Jalan ini tidak enak. Bu yol lezzetli değil ifadesi de böyle.
Yemek ifadeleri günlük yaşama da girmiş. Memakan waktu zamanı yemek zamanı harcamak demek.
Yaşam felsefesi ile yemek iç içe. Öylesine düşkünlerki yemek yapmaya, anlatamam. Domatesin kabuğunu bile soyuyorlar. Üzümün çekirdeklerini çıkarıp kabuğunu soyuyor bizim Endonez hanım.
Şekil, zevk, sitatü tercihi birinci sırada. Yaşamda da böyle. Cliffort Geertz bir Endonezya uzmanı Amerikalı profesör. 1952 den sonra defalarca ülkeye gelmiş ve yıllarca kalmış. Endonezlerin ruhu nerde sorusuna yemeklerde diye cevap veriyor. Biz de bir katkı yapalım 8 yıllık tecrübemize dayanarak.
Yemeğin başında mı? Sonunda mı? Ortasında mı? Yemekte artık bırakmak gibi itici bir ahlâk ile karşılaşınca bu soruyu da sormak gerekiyor. Her neyse Endonezler yemek ile yaşamı bir arada düşünerek sözcükler üretiyorlar. 11 denizden gelen binlerce balık ve çok zengn botanik Endonezleri ilaç gibi yemekler üretmeye de zorlamış.
Bir hindistan cevizi yemekleri var. Tadı damağında kalıyor insanın. Mübarek öylesine bir yemekki yemek dediğime bakmayın içinde sütbeyaz suyu var. Ama kenarıyla beraber yediğinizde hem açlığınız hem de susuzluğunuz gidiyor, izale oluyor. Lesahan dedikleri ekvator sıcağında akşamları sokak kenarlarına kurulan lokantalardan suyu nerden geliyor diye düşününce hemen uzaklaştığınız kadar yine ayın yerlde ham haliyle bir dolara satılan ham hindistan cevizlerini içindeki mübarek sütümsü sutu damakları sulandırıyor. Bizdeki Bolu mutfağı gibi Batı Sumatra Padang mutfağı çok zengin ve tanınmış. Ülkenin her yerinde kentleri Padang yemekleri satan lokantalar işgal etmiş durumda.

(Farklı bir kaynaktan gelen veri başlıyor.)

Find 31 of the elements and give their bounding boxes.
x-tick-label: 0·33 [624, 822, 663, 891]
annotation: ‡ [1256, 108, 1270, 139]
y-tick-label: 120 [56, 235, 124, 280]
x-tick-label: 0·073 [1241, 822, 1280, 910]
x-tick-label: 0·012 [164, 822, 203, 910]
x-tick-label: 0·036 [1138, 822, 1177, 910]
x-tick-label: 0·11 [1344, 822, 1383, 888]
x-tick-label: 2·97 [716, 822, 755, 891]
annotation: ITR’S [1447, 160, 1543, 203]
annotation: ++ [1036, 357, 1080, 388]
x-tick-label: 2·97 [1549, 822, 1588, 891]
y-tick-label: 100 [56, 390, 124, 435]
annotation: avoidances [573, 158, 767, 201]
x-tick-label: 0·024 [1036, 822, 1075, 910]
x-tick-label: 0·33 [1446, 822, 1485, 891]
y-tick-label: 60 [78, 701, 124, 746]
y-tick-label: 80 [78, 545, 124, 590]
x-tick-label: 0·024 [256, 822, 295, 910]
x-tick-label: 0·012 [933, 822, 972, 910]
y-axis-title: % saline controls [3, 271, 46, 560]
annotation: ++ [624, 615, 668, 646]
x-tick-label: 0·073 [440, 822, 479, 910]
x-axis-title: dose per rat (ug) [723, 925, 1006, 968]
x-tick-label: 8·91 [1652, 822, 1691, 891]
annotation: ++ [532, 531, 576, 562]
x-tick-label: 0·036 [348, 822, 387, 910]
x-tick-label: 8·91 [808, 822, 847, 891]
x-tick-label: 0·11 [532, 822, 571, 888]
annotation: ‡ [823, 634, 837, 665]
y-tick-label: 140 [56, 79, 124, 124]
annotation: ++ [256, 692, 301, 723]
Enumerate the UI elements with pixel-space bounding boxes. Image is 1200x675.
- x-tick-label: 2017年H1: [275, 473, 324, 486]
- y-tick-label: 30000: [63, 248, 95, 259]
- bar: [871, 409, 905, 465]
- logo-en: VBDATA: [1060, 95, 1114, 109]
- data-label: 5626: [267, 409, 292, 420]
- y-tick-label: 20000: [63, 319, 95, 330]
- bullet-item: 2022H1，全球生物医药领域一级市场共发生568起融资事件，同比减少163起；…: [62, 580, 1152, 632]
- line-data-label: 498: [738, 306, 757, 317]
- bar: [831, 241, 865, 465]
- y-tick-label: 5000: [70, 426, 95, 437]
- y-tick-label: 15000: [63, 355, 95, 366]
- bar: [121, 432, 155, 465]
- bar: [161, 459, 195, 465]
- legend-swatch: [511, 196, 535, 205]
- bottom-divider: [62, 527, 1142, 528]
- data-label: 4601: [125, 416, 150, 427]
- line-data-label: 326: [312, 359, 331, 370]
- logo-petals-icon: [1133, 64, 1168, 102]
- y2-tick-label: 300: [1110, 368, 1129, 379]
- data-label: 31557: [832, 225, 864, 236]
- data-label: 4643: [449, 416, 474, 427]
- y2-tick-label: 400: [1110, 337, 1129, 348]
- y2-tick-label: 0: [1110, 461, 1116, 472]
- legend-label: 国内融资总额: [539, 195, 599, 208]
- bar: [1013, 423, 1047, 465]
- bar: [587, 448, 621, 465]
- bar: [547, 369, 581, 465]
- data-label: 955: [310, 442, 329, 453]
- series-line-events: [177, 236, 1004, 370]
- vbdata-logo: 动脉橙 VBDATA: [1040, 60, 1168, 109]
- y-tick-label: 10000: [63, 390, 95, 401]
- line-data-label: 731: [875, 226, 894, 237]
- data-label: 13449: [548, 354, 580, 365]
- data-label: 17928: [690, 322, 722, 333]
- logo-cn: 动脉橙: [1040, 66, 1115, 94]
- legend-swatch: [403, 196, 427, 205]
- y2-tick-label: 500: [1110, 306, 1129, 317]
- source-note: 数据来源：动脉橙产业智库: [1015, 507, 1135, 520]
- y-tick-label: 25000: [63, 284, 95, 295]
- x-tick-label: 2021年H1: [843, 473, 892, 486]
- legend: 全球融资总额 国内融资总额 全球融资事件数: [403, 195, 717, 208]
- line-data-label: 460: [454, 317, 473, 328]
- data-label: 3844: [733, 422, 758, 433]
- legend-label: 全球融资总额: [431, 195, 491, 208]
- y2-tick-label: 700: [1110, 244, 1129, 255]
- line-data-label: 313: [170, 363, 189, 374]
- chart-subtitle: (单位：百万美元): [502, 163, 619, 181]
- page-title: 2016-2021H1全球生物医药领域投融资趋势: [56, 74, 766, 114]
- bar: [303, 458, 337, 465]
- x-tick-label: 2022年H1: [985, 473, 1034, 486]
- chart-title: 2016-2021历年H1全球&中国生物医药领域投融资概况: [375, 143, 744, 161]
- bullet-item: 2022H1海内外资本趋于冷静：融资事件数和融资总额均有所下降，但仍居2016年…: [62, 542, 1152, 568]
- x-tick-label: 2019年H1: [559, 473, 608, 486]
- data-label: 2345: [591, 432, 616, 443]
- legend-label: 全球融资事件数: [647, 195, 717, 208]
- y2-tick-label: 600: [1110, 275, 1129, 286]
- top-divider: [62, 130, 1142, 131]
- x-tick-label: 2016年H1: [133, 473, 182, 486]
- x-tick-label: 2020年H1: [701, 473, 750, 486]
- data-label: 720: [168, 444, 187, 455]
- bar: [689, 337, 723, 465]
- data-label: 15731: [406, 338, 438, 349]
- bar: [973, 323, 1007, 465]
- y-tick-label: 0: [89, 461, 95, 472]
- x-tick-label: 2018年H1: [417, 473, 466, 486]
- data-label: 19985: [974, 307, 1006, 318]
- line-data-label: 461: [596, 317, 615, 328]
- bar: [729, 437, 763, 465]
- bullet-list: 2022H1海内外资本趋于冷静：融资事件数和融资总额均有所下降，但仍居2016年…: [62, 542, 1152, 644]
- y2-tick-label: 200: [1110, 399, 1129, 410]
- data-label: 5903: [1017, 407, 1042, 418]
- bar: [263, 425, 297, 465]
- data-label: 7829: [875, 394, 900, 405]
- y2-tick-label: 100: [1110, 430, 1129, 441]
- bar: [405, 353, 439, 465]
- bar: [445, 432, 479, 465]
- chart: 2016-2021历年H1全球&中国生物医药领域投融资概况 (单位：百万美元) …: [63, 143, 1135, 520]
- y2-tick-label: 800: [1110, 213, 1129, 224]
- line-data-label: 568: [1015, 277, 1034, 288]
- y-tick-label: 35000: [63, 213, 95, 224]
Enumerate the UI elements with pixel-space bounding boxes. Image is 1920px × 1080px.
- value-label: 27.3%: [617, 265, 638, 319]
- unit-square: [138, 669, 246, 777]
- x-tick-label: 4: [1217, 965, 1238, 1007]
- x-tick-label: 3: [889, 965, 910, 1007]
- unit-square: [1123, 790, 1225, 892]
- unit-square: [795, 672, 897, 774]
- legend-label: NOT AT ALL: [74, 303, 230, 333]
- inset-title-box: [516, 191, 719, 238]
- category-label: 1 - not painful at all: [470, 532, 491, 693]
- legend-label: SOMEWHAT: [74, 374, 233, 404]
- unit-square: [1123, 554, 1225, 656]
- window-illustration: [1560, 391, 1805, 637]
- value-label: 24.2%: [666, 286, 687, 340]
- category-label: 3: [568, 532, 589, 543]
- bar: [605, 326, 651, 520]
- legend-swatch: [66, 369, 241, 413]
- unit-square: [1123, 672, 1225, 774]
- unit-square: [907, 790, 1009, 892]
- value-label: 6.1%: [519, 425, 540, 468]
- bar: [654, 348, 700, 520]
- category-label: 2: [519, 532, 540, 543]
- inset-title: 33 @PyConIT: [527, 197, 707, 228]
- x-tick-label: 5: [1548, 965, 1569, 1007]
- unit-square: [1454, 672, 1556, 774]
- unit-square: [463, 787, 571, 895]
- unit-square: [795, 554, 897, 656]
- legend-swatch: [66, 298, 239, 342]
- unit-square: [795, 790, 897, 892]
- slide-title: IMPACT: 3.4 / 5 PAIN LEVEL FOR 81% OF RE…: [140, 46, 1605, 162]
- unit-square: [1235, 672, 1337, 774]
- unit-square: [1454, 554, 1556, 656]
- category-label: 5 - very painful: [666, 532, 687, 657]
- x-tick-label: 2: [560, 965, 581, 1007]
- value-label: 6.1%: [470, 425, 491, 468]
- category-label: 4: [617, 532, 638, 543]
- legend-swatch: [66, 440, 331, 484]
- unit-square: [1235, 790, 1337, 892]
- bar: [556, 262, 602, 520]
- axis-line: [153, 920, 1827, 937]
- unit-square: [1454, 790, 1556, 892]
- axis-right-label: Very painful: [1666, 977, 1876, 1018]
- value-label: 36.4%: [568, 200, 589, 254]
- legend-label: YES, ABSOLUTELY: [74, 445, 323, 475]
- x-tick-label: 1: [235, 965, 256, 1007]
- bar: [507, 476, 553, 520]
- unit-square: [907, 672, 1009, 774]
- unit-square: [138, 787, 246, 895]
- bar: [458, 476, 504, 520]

Endonezler su sorununu çözdüklerinde ve yemeklerin kayıt kuyudatını tuttuklarında yemekleri Dünya literatüründe hak ettikleri yeri alacak sanırım.
Pirinç bizdeki ekmek gibi.
Pirincin meuce suyu Surabaya’da meşhur.
Pirinç yemek Endonezler için vazgeçilemez, bir huy.
Mübarek pirinç Cava Adası’nda yılda kimi yerlede iki kimi yerlerde 3 kez hasat veriyor.
Mısır da çok üretiliyor. Ama ekmeğini görmedim.
Endonez mutfağı yeryüzünün en zengin ilk üç mutfağından birisidir diyebilirim.
Ramazan bayramının 4 farklı günde kutlandığı Endonezya ülkesinin yemeklerinden bahsettim size.
Balık, pirinç ağırlıklı zengin bir mutfaktan beslenemeyen çocukların yüzde 25 oranına sıtma ve gıdasızlık nedenleriyle öldüğü zenginlik-yoksulluğun içiçe girdiği devasa bir ülkenin devasa bir mutfağı vardır.